What are caves but lots of tiny, interlocking holes? Alright, it’s cheating to include everything that happens in Neil Marshall’s exemplary cave demon horror on this list. So instead, we’ll focus on the chilling ending (as it appears in both versions), which is actually an ascent. Spelunker Sarah is the only survivor of a hellish siege by prehistoric cave dwellers, and has succumbed to a suitably punishing madness. She sees natural light come from above and climbs an incline of bones in order to finally reclaim her freedom and safety. Regardless of which ending you watch (the original ending shows this was all a delusion, she’s still trapped underground), her madness stays with her in everything we see outside the cave. Marshall shows that not only can the abyss be terrifying, you then bring its darkness with you wherever you go.

5. The Silence of the Lambs

The Silence of the Lambs has been subject to legitimate and extensive criticism since its release for its depiction of a transgender character as a mentally ill serial killer. But one thing that can’t age badly is the terror of being trapped in a dark well. There’s not even the relief of daylight coming from above. Buffalo Bill’s prison cell of choice is already underground, adding to the horrific disorientation and lingering fear. It’s not until a lightbulb is cast over the damp stone walls does our prisoner realize she’s surrounded by the bloody claw marks of previous victims’ escape attempts. The pit is much scarier without the hope of getting out of your own volition.

4. Doctor Who, S2E9/10 “The Impossible Planet” & “The Satan Pit”

We’ve now moved onto the obligatory “things that terrified me as an 8-year-old” part of the list. The reboot of a classic British staple has successfully blended sci-fi with horror many times now. But one of its most successful and blistering attempts came with this Season 2 two-parter.

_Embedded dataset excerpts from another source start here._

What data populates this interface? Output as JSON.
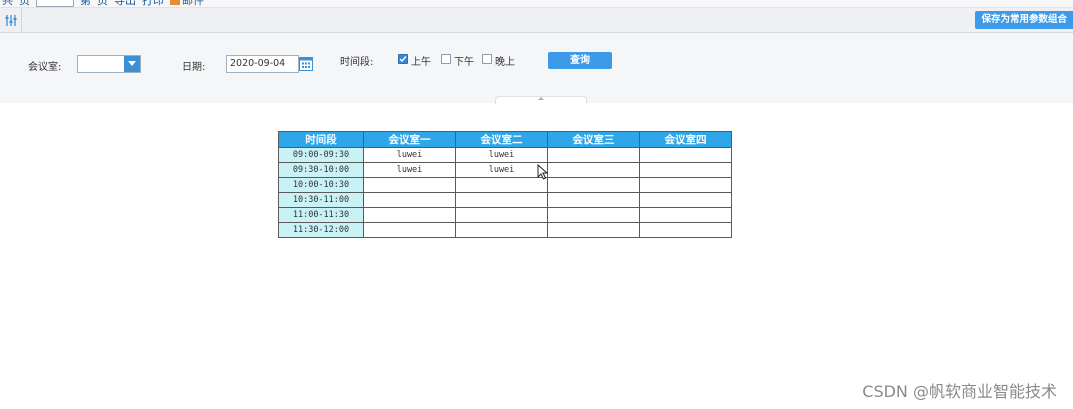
{
  "toolbar": {
    "items": [
      "共",
      "页",
      "第",
      "页",
      "导出",
      "打印",
      "邮件"
    ],
    "page_input": ""
  },
  "save_params_label": "保存为常用参数组合",
  "params": {
    "room_label": "会议室:",
    "room_value": "",
    "date_label": "日期:",
    "date_value": "2020-09-04",
    "period_label": "时间段:",
    "periods": [
      {
        "label": "上午",
        "checked": true
      },
      {
        "label": "下午",
        "checked": false
      },
      {
        "label": "晚上",
        "checked": false
      }
    ],
    "query_label": "查询"
  },
  "table": {
    "headers": [
      "时间段",
      "会议室一",
      "会议室二",
      "会议室三",
      "会议室四"
    ],
    "rows": [
      [
        "09:00-09:30",
        "luwei",
        "luwei",
        "",
        ""
      ],
      [
        "09:30-10:00",
        "luwei",
        "luwei",
        "",
        ""
      ],
      [
        "10:00-10:30",
        "",
        "",
        "",
        ""
      ],
      [
        "10:30-11:00",
        "",
        "",
        "",
        ""
      ],
      [
        "11:00-11:30",
        "",
        "",
        "",
        ""
      ],
      [
        "11:30-12:00",
        "",
        "",
        "",
        ""
      ]
    ]
  },
  "watermark": "CSDN @帆软商业智能技术",
  "colors": {
    "accent": "#3d9ae8",
    "header_bg": "#2fa6e8",
    "time_cell_bg": "#c9f2f7"
  }
}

There, a stable planet in the middle of a black hole’s orbit holds a mysterious, seemingly unending pit that, wouldn’t you know, leads straight to the actual Devil.

This is where we start getting into the good shit, cavernous holes-wise. There’s a lot of contemplative talking as the Doctor is lowered into the impossibly deep pit, as he and the science officer who joins him out loud acknowledge the thrill and fear of leaping into the abyss. Is it a leap, or a fall? An action or a submission? Who’s really in control in a big pit? The Doctor isn’t one to rely on theoretical interpretations, sometimes you’ve got to experience that mad rush yourself.

3. The Fall

A startlingly small amount actually happens in this short film from Under the Skin director Jonathan Glazer, especially for how much dread the piece conjures up. Over six minutes, we watch a creepily masked mob shake their victim from up a tree, and pose for photographs with their prize. Then, he’s released from the gallows down an impossibly deep hole. The camera rests on the rope descending at a breakneck pace for a punishingly long time, before we see the victim splayed across the stone walls, balancing himself precariously above the darkness beneath.

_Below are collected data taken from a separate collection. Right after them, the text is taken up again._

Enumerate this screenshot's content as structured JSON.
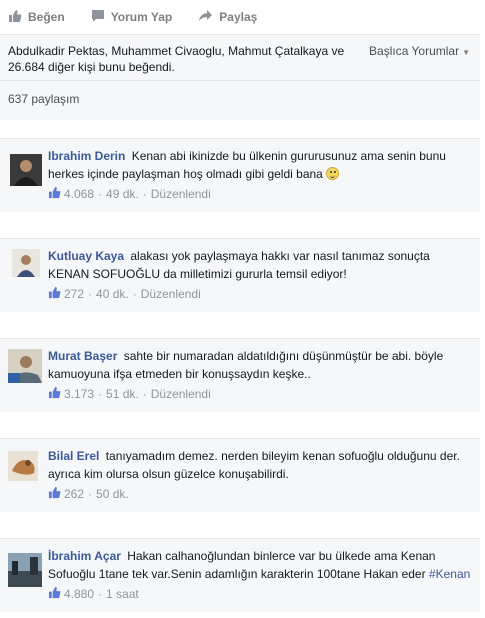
{
  "actions": {
    "like_label": "Beğen",
    "comment_label": "Yorum Yap",
    "share_label": "Paylaş"
  },
  "likes": {
    "text": "Abdulkadir Pektas, Muhammet Civaoglu, Mahmut Çatalkaya ve 26.684 diğer kişi bunu beğendi.",
    "sort_label": "Başlıca Yorumlar"
  },
  "shares": {
    "text": "637 paylaşım"
  },
  "comments": [
    {
      "name": "Ibrahim Derin",
      "text": "Kenan abi ikinizde bu ülkenin gururusunuz ama senin bunu herkes içinde paylaşman hoş olmadı gibi geldi bana",
      "likes": "4.068",
      "time": "49 dk.",
      "edited": "Düzenlendi"
    },
    {
      "name": "Kutluay Kaya",
      "text": "alakası yok paylaşmaya hakkı var nasıl tanımaz sonuçta KENAN SOFUOĞLU da milletimizi gururla temsil ediyor!",
      "likes": "272",
      "time": "40 dk.",
      "edited": "Düzenlendi"
    },
    {
      "name": "Murat Başer",
      "text": "sahte bir numaradan aldatıldığını düşünmüştür be abi. böyle kamuoyuna ifşa etmeden bir konuşsaydın keşke..",
      "likes": "3.173",
      "time": "51 dk.",
      "edited": "Düzenlendi"
    },
    {
      "name": "Bilal Erel",
      "text": "tanıyamadım demez. nerden bileyim kenan sofuoğlu olduğunu der. ayrıca kim olursa olsun güzelce konuşabilirdi.",
      "likes": "262",
      "time": "50 dk."
    },
    {
      "name": "İbrahim Açar",
      "text": "Hakan calhanoğlundan binlerce var bu ülkede ama Kenan Sofuoğlu 1tane tek var.Senin adamlığın karakterin 100tane Hakan eder",
      "hashtag": "#Kenan",
      "likes": "4.880",
      "time": "1 saat"
    }
  ],
  "colors": {
    "link_blue": "#3b5998",
    "meta_gray": "#90949c",
    "panel_bg": "#f6f7f8"
  }
}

For an exercise in creepiness about a fall to abyssal depths, the emotional crux of Glazer’s film is how, despite the impossibility of his endeavor, the victim takes no pause before he starts climbing back up to freedom. Will he make it? Unlikely, but the courage to try is surprisingly resonant.

2. The Pit

What horrors lie in the pit?! (Little goblin men.) What do they want?! (Meat, living flesh, etc.) How are they going to get it?! (A perverted young man is keen to help.) This weirdo Canadian B-movie has a clear, if wobbly, thematic throughline about a pre-teen’s burgeoning, twisted sexuality combined with his childlike outsider personality that—creates the goblins? Summons them? Wills them into existence? As I say, wobbly. But here, our cavernous hole is clearly, inextricably tied to our protagonist’s journey. It’s an extension of the hidden parts of his desires and consciousness, one that demands feeding until it takes over. It’s a ropey, oddball gem with potent questions. Mainly: What if darkness has already stared into someone before they looked into the abyss? 

1. Onibaba

A lot of great horror stories center on the power and impact of being scared. But what Onibaba suggests is that there is also power in the inclusion of a big hole. The Japanese folk-parable-ghost story is set mostly in a field of tall grass, where an impoverished mother and daughter-in-law are submerged in sweltering heat and buzzing air. They survive by selling the armor and weapons of samurai they encounter and murder, depositing their bodies in a great, deep pit. 

It’s everything a cavernous hole should be; primal, all-consuming, an abscess of the earth and always looking out of place in its normal surroundings. The mother’s descent into the pit and talking to the skeletons that reside there is a great example of the delusional power dynamics that layer the film. Onibaba‘s final, frozen moment is a brilliant ambiguous question mark dangling over the entrance to cinema’s greatest pit.